Leadership Corner

Dialogue on Shared Stewardship

October 26th, 2018 at 10:30AM

Jim Hubbard, Under Secretary of Agriculture for Natural Resources and Environment.

I had the chance recently to discuss our shared stewardship initiative with the National Leadership Council. I also took the opportunity to meet with the Regional Foresters here in Washington, DC. Secretary Sonny Perdue takes a keen interest in our work at the USDA Forest Service, and he sat in on the meeting. I thought I’d share some of the dialogue we had in both meetings.

Secretary Perdue expressed his respect for the work we do, and we talked about the importance of leadership in getting our work done. The Secretary noted that the Regional Foresters and our other leaders set the standard and tone. He is looking to us to function as one team at USDA and with our partners and neighbors across the landscapes we all share. He sees himself as a part of that team.

The resources we manage are integral parts of the communities we serve, communities who make these landscapes their home and often have few other sources of jobs and income. The Secretary sees opportunities to better integrate the Forest Service into these communities by establishing stronger community connections with stakeholders and partners. In particular, we need to invite all stakeholders to the table.

The assets we manage are critically important to the people we serve. When we properly manage them, all Americans are better off because of the benefits they get from well-managed lands. He talked about how sustainable land management reduces risk to communities as well as recreation, wildlife and water.

From the Secretary’s perspective, we need to keep the focus on active management to achieve the outcomes we want across landscapes, including reduced risk from wildfire to homes and communities. Active management means using every tool and authority we have.
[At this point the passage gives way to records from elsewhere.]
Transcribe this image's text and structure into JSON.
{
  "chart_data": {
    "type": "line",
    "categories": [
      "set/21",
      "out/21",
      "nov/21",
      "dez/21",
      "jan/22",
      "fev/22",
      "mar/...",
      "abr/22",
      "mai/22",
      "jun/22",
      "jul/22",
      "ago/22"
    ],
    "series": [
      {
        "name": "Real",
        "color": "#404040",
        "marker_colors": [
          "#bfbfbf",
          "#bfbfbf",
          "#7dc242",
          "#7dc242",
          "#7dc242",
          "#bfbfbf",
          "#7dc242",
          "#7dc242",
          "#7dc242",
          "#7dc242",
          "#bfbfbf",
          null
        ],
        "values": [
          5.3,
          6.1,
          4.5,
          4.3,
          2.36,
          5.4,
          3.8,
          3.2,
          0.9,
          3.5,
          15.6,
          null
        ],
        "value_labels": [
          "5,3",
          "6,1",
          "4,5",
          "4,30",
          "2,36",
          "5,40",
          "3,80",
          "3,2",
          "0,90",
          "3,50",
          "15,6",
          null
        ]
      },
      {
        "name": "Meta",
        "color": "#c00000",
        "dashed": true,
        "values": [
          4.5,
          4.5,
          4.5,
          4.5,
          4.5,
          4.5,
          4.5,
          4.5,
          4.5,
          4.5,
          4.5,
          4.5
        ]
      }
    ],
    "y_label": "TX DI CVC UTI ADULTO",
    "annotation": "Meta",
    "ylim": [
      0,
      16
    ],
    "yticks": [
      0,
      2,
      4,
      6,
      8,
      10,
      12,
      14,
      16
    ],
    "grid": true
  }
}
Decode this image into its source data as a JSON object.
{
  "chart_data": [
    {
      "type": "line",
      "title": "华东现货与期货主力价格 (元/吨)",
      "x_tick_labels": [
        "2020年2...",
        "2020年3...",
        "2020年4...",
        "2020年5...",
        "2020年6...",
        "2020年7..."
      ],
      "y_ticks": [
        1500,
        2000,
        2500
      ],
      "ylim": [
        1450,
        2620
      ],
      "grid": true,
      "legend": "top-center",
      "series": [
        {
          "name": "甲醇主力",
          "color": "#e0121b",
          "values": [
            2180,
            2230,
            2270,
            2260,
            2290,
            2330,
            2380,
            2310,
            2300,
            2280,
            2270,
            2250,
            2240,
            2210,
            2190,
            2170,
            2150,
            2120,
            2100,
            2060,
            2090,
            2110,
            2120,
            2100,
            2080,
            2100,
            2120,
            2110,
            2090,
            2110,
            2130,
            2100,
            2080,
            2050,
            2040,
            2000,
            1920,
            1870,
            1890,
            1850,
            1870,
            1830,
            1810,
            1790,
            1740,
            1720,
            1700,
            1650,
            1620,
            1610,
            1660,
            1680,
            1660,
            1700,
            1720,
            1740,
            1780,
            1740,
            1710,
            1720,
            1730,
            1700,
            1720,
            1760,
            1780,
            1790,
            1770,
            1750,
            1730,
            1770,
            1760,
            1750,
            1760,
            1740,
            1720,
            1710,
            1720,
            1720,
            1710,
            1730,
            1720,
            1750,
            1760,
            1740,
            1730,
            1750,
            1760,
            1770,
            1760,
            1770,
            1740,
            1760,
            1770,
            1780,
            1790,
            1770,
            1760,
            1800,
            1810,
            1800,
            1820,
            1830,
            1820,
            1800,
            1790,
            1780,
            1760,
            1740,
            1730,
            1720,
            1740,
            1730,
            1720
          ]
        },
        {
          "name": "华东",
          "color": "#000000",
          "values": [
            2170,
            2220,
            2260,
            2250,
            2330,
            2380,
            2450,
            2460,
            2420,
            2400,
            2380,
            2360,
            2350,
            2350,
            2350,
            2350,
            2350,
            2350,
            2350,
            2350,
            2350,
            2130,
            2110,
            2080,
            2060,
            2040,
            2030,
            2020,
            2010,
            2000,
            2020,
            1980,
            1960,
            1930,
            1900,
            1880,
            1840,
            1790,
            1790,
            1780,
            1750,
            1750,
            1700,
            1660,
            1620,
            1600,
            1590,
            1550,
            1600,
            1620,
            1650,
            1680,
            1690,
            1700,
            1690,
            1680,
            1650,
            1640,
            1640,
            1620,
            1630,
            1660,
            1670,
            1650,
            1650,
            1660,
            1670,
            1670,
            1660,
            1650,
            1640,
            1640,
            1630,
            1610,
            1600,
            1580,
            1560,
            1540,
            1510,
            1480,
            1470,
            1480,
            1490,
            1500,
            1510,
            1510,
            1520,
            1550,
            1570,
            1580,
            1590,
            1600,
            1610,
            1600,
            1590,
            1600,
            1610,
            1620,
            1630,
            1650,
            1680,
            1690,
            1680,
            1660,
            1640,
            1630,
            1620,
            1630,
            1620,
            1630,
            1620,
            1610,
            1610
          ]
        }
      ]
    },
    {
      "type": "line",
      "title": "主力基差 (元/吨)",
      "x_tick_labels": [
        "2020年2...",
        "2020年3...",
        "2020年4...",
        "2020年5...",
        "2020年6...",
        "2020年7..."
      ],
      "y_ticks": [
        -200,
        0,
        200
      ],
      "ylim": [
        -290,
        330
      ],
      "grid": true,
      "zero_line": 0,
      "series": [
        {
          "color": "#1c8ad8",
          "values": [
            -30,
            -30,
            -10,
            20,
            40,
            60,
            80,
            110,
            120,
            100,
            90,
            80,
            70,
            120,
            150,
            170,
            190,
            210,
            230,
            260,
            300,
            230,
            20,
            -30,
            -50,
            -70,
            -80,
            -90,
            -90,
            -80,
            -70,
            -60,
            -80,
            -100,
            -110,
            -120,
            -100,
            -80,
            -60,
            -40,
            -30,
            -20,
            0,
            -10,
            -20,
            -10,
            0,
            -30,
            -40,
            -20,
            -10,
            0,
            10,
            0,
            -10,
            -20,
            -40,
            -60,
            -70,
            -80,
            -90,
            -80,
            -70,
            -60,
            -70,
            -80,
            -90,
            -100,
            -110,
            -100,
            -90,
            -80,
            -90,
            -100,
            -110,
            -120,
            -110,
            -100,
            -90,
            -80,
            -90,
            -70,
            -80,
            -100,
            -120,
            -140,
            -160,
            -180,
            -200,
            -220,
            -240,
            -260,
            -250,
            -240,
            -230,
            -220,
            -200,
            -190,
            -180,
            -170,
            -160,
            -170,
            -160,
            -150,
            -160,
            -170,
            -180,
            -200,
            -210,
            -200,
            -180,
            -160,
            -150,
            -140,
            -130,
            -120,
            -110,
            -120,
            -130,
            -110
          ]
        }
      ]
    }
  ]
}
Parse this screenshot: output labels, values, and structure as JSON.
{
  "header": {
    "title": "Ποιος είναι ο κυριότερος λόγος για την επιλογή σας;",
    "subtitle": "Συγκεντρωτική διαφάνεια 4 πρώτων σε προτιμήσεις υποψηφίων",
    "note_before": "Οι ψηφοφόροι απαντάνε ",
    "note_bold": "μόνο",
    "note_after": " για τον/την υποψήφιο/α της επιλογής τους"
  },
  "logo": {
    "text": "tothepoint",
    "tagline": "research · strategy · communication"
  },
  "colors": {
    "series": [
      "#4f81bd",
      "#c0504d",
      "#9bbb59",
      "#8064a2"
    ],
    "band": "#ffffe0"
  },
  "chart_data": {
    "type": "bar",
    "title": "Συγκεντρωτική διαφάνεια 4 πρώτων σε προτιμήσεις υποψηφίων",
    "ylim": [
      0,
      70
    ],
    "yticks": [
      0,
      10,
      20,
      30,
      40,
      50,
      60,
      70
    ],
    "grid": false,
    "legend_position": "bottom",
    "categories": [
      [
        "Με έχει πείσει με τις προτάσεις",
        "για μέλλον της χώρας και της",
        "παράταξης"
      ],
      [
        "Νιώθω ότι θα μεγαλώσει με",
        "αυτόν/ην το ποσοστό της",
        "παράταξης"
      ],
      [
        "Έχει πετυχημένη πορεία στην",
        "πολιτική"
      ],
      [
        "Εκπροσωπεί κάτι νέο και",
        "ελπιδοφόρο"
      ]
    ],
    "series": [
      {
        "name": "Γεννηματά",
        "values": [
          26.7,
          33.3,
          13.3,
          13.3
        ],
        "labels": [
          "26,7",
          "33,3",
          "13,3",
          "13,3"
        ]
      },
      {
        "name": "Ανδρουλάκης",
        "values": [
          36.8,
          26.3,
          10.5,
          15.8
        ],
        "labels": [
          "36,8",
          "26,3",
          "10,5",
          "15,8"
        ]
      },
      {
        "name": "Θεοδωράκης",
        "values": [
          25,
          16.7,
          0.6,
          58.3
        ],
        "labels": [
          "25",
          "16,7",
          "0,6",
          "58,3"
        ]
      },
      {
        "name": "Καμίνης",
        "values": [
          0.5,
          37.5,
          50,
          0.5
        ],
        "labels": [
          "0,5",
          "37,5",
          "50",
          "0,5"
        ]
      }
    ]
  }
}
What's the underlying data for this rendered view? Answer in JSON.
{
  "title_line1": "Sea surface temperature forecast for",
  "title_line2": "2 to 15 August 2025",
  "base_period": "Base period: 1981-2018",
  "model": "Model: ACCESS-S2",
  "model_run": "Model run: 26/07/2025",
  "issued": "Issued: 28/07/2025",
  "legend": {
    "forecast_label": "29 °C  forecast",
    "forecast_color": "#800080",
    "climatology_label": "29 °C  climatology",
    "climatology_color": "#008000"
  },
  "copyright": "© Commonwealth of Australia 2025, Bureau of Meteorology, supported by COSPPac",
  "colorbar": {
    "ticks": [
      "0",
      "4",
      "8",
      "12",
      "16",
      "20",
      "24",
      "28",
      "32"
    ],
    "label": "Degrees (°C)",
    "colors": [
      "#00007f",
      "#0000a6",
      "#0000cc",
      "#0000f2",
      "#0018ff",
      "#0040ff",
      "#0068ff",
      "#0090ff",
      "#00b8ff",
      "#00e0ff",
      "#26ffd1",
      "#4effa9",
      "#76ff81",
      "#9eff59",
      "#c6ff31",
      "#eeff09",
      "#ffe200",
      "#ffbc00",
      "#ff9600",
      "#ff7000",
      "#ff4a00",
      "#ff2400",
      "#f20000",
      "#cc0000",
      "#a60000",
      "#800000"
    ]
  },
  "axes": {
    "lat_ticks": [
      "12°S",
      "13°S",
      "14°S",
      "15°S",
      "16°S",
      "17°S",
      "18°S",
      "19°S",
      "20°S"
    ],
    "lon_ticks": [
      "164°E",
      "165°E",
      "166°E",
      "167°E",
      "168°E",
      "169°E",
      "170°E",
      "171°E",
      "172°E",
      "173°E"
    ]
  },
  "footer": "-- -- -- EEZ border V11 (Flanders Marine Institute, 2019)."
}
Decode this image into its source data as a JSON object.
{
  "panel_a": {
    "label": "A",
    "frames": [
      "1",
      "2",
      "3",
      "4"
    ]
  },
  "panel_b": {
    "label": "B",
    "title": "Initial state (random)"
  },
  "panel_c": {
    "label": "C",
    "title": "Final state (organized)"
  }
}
The expectation of the Forest Service is to step up the pace of finding new ways of doing business and be focused on active management.

The Secretary’s vision is to close the gap among the various levels of government (county, state and federal) so we can all get more work done together across the landscapes we share. He fully supports engaging the states in shared stewardship for an outcome-based investment strategy. Secretary Perdue is ready and able to help with our state partners in any way we ask. For example, he’s asked for a list of governors to call. I, myself, have recently talked with the governor of Montana and with State Foresters.

The key will be working with the states and other partners to set priorities and make decisions for treatments that work for all stakeholders. We will need to negotiate with our partners and come to an agreement, which might look very different from place to place.

If we choose two or three states to begin with or maybe a state or two in each region and come to some agreements, we will meet expectations.

Several states, including, Idaho, Montana and Washington, are interested in the initiative.

But we need a national approach, so our goal has to include states in each region.

So even while we’re still working out the shared stewardship initiative, we’re already going to need to show results. We’re going to fly this plane even while we’re tinkering with the engine. We’ve already been using scenario-based investment planning in some places to begin comparing priorities. The Secretary does not want us to take a whole year for dialogue and planning before launching because some places are ready for this.

The bottom line is this: we need to talk to states and strike a bargain on objectives at a scale that makes a difference. I’ll continue to learn to do my job, so I can support the Forest Service in this initiative. I am confident that we can succeed if we come to some agreements with our state partners and then invest together in the next several years.